The hype was real, and Kakko was taken as a volume goal scorer, with size and excellent puck possession.
The Turku native is still on the road to blossoming in the NHL and will be under his third coach heading into his sixth season.
His play off the puck is remarkable, and his recent forty-point season showed promise for the second-highest draft pick in team history (tied with Brad Park in 1966).
2020:
Alexis Lafreniere (1st overall): Alexis Lafreniere vanquished his opponents in the QMJHL, posting back-to-back one-hundred-point seasons for Rimouski Oceanic.
The Rangers lucked out and earned the first overall selection in the 2020 NHL draft. It was no doubt that they would select the phenom.
At the time he was lauded as a potential generational talent, having played at the WJC in 2019 as an 18-year-old.
Lafreniere hasn’t performed to the level of a player that warranted a first-overall selection. He has posted ninety-one points in two hundred and sixteen NHL games and has the most to prove of anyone on the roster this upcoming season after having an abysmal playoff performance against New Jersey.
Braden Schneider (19th overall): The Rangers traded with the Calgary Flames to jump their rival New Jersey Devils four spots to select the Brandon Wheat Kings all-class physical two-way defender.
The twenty-one-year-old is rock solid as a third-pairing defender on Broadway and has tallied twenty-nine points in one hundred and twenty-four games. He’s also skated in twenty-seven post-season games for the club.
2021:
Brennan Othmann (16th overall): Following a tumultuous end to the 2021 season, Chris Drury’s first draft selection as general manager was a head-scratcher.
The organization needed center depth, and with Buchnevich recently traded, it was to be assumed that Kakko or Lafreniere would step into the top six.
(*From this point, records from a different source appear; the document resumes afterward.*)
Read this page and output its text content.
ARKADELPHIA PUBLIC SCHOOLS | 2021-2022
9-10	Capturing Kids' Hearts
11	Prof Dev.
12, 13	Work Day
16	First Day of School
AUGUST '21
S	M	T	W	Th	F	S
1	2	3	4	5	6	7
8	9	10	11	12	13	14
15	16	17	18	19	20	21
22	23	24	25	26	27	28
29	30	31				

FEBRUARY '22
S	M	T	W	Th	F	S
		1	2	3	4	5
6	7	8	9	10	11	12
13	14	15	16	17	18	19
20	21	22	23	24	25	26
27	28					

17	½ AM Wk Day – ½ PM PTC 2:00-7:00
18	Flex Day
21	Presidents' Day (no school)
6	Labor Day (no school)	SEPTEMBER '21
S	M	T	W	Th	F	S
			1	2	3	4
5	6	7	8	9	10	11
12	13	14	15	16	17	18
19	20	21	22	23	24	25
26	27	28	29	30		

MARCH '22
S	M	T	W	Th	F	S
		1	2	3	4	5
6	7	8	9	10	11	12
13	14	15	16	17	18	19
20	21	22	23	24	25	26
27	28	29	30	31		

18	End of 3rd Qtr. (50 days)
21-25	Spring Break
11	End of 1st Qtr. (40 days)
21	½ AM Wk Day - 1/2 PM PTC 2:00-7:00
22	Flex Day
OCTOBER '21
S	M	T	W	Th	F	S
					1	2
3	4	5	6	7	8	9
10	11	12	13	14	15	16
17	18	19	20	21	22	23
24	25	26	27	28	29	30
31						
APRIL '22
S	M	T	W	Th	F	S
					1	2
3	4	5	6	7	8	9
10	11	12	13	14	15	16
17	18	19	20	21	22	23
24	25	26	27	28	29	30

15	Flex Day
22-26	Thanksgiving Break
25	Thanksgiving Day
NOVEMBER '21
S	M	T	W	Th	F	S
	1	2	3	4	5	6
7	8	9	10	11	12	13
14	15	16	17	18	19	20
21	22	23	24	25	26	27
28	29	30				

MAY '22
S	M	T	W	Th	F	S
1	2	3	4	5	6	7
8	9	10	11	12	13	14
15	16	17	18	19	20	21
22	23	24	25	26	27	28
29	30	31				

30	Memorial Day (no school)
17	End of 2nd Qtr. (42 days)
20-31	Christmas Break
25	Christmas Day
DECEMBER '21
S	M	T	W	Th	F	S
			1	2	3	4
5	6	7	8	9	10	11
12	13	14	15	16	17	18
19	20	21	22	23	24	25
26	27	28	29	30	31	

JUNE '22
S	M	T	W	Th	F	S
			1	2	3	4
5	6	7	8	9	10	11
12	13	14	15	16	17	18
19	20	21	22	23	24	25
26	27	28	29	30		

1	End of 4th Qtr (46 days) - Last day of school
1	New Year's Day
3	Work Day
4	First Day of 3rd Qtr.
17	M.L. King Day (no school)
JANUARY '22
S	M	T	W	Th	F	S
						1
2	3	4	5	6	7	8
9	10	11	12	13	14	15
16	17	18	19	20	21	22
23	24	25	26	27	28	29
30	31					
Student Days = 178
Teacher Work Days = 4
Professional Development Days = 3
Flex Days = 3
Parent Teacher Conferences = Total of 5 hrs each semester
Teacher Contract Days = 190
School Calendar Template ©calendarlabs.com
Why draft another winger so high in the draft?
OHL champion, WJC gold medalist, Brennan Othmann is looking like the real deal as he approaches the professional stage. The way it has all shaken out, it’s a blessing the Rangers have a natural right winger, as Kakko is the only natural right winger returning to the team in 2023-2024.
In 2021-2022 Othmann posted ninety-seven points for the Flint Firebirds. In 2022-2023 he skated as a Peterborough Pete and posted forty points, and an additional twenty-five points to win the J. Ross Robertson trophy.
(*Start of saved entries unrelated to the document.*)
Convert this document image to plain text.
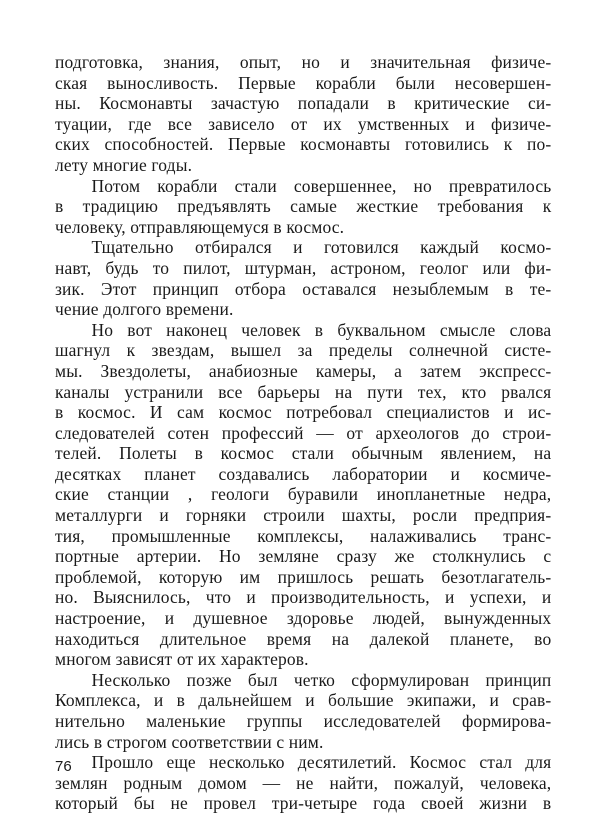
подготовка, знания, опыт, но и значительная физиче-
ская выносливость. Первые корабли были несовершен-
ны. Космонавты зачастую попадали в критические си-
туации, где все зависело от их умственных и физиче-
ских способностей. Первые космонавты готовились к по-
лету многие годы.
Потом корабли стали совершеннее, но превратилось
в традицию предъявлять самые жесткие требования к
человеку, отправляющемуся в космос.
Тщательно отбирался и готовился каждый космо-
навт, будь то пилот, штурман, астроном, геолог или фи-
зик. Этот принцип отбора оставался незыблемым в те-
чение долгого времени.
Но вот наконец человек в буквальном смысле слова
шагнул к звездам, вышел за пределы солнечной систе-
мы. Звездолеты, анабиозные камеры, а затем экспресс-
каналы устранили все барьеры на пути тех, кто рвался
в космос. И сам космос потребовал специалистов и ис-
следователей сотен профессий — от археологов до строи-
телей. Полеты в космос стали обычным явлением, на
десятках планет создавались лаборатории и космиче-
ские станции , геологи буравили инопланетные недра,
металлурги и горняки строили шахты, росли предприя-
тия, промышленные комплексы, налаживались транс-
портные артерии. Но земляне сразу же столкнулись с
проблемой, которую им пришлось решать безотлагатель-
но. Выяснилось, что и производительность, и успехи, и
настроение, и душевное здоровье людей, вынужденных
находиться длительное время на далекой планете, во
многом зависят от их характеров.
Несколько позже был четко сформулирован принцип
Комплекса, и в дальнейшем и большие экипажи, и срав-
нительно маленькие группы исследователей формирова-
лись в строгом соответствии с ним.
Прошло еще несколько десятилетий. Космос стал для
землян родным домом — не найти, пожалуй, человека,
который бы не провел три-четыре года своей жизни в
76
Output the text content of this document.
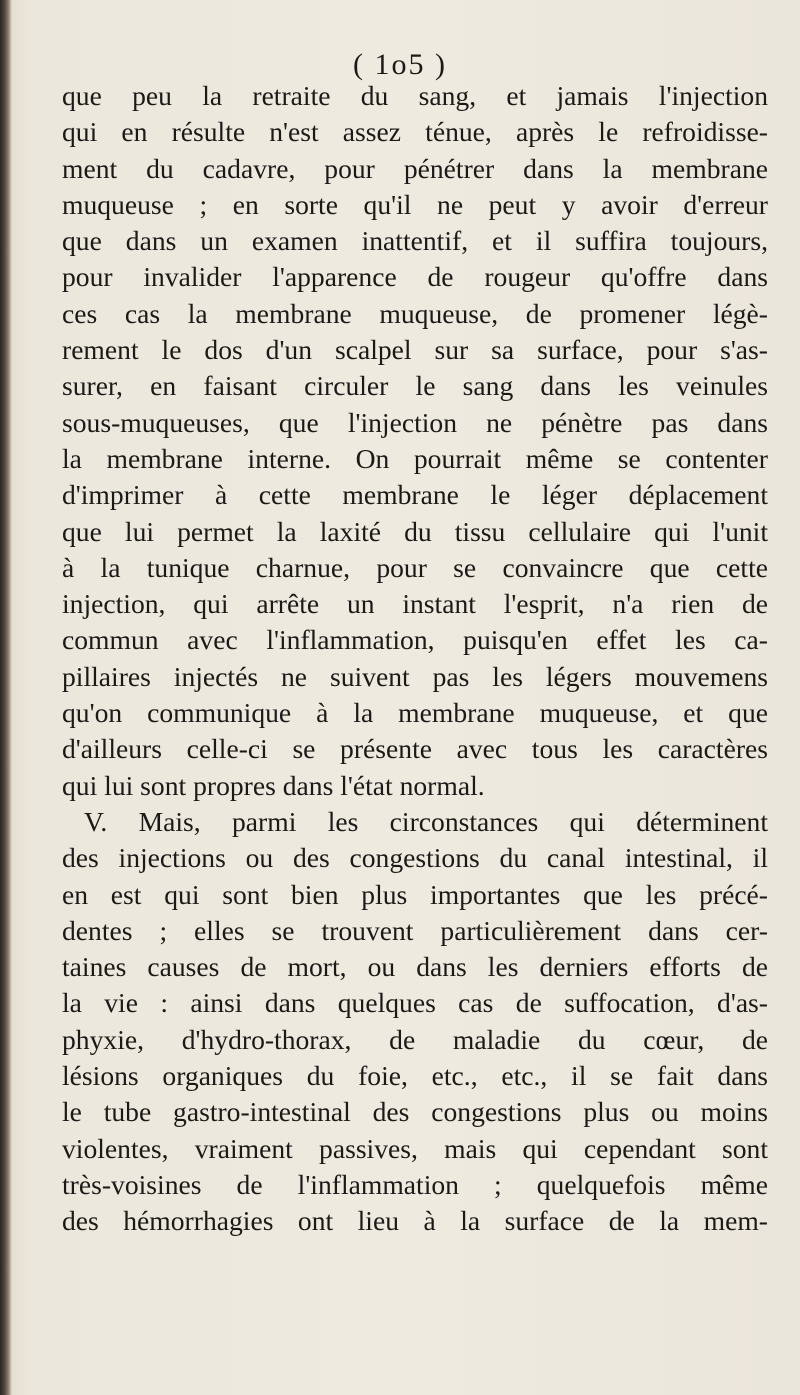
( 1o5 )
que peu la retraite du sang, et jamais l'injection
qui en résulte n'est assez ténue, après le refroidisse-
ment du cadavre, pour pénétrer dans la membrane
muqueuse ; en sorte qu'il ne peut y avoir d'erreur
que dans un examen inattentif, et il suffira toujours,
pour invalider l'apparence de rougeur qu'offre dans
ces cas la membrane muqueuse, de promener légè-
rement le dos d'un scalpel sur sa surface, pour s'as-
surer, en faisant circuler le sang dans les veinules
sous-muqueuses, que l'injection ne pénètre pas dans
la membrane interne. On pourrait même se contenter
d'imprimer à cette membrane le léger déplacement
que lui permet la laxité du tissu cellulaire qui l'unit
à la tunique charnue, pour se convaincre que cette
injection, qui arrête un instant l'esprit, n'a rien de
commun avec l'inflammation, puisqu'en effet les ca-
pillaires injectés ne suivent pas les légers mouvemens
qu'on communique à la membrane muqueuse, et que
d'ailleurs celle-ci se présente avec tous les caractères
qui lui sont propres dans l'état normal.
V. Mais, parmi les circonstances qui déterminent
des injections ou des congestions du canal intestinal, il
en est qui sont bien plus importantes que les précé-
dentes ; elles se trouvent particulièrement dans cer-
taines causes de mort, ou dans les derniers efforts de
la vie : ainsi dans quelques cas de suffocation, d'as-
phyxie, d'hydro-thorax, de maladie du cœur, de
lésions organiques du foie, etc., etc., il se fait dans
le tube gastro-intestinal des congestions plus ou moins
violentes, vraiment passives, mais qui cependant sont
très-voisines de l'inflammation ; quelquefois même
des hémorrhagies ont lieu à la surface de la mem-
It goes without saying he may have the highest ceiling of the organization’s recent first-round selections.
2022:
No selection- The pick was traded to Winnipeg Jets in the Andrew Copp deal. The condition on a draft pick in the trade stated that if the Rangers made it to the ECF they would surrender their 1st round draft pick. With the 30th overall pick, the Jets drafted Brad Lambert.
2023:
The New York Rangers own the 23rd overall draft pick in this year’s draft, held on June 28th in Nashville.